Valid population inference for information-based imaging: From the second-level t-test to prevalence inference

•A second level t-test applied to accuracies in MVPA does not provide population inference.•The same holds for other measures used in information-based imaging.•The reason is that the true value of 'information-like' measures cannot be below chance level.•This is in contrast to the use of the t-test in univariate analysis which does support generalization.•Population inference in MVPA can be achieved by targeting the effect prevalence instead of the mean.

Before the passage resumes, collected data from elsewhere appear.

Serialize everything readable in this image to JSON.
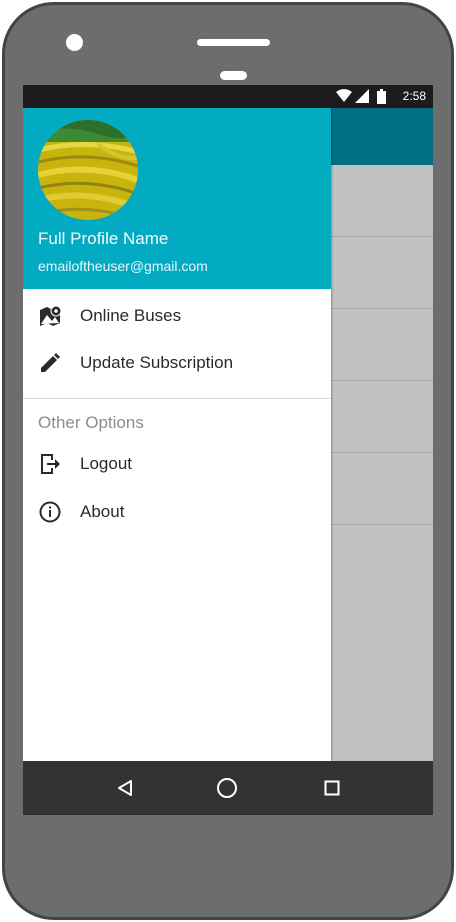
{
  "status_bar": {
    "time": "2:58",
    "wifi_icon": "wifi-icon",
    "signal_icon": "signal-icon",
    "battery_icon": "battery-icon"
  },
  "drawer": {
    "profile": {
      "name": "Full Profile Name",
      "email": "emailoftheuser@gmail.com",
      "avatar": "landscape-photo"
    },
    "items": [
      {
        "label": "Online Buses",
        "icon": "map-marker-icon"
      },
      {
        "label": "Update Subscription",
        "icon": "pencil-icon"
      }
    ],
    "section": {
      "title": "Other Options"
    },
    "other_items": [
      {
        "label": "Logout",
        "icon": "logout-icon"
      },
      {
        "label": "About",
        "icon": "info-icon"
      }
    ]
  },
  "colors": {
    "header": "#02abc2",
    "appbar": "#006f85",
    "statusbar": "#1c1c1c",
    "navbar": "#333333"
  },
  "nav_bar": {
    "back_icon": "back-icon",
    "home_icon": "home-icon",
    "recents_icon": "recents-icon"
  }
}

In multivariate pattern analysis of neuroimaging data, 'second-level' inference is often performed by entering classification accuracies into a t-test vs chance level across subjects. We argue that while the random-effects analysis implemented by the t-test does provide population inference if applied to activation differences, it fails to do so in the case of classification accuracy or other 'information-like' measures, because the true value of such measures can never be below chance level. This constraint changes the meaning of the population-level null hypothesis being tested, which becomes equivalent to the global null hypothesis that there is no effect in any subject in the population. Consequently, rejecting it only allows to infer that there are some subjects in which there is an information effect, but not that it generalizes, rendering it effectively equivalent to fixed-effects analysis. This statement is supported by theoretical arguments as well as simulations. We review possible alternative approaches to population inference for information-based imaging, converging on the idea that it should not target the mean, but the prevalence of the effect in the population. One method to do so, 'permutation-based information prevalence inference using the minimum statistic', is described in detail and applied to empirical data.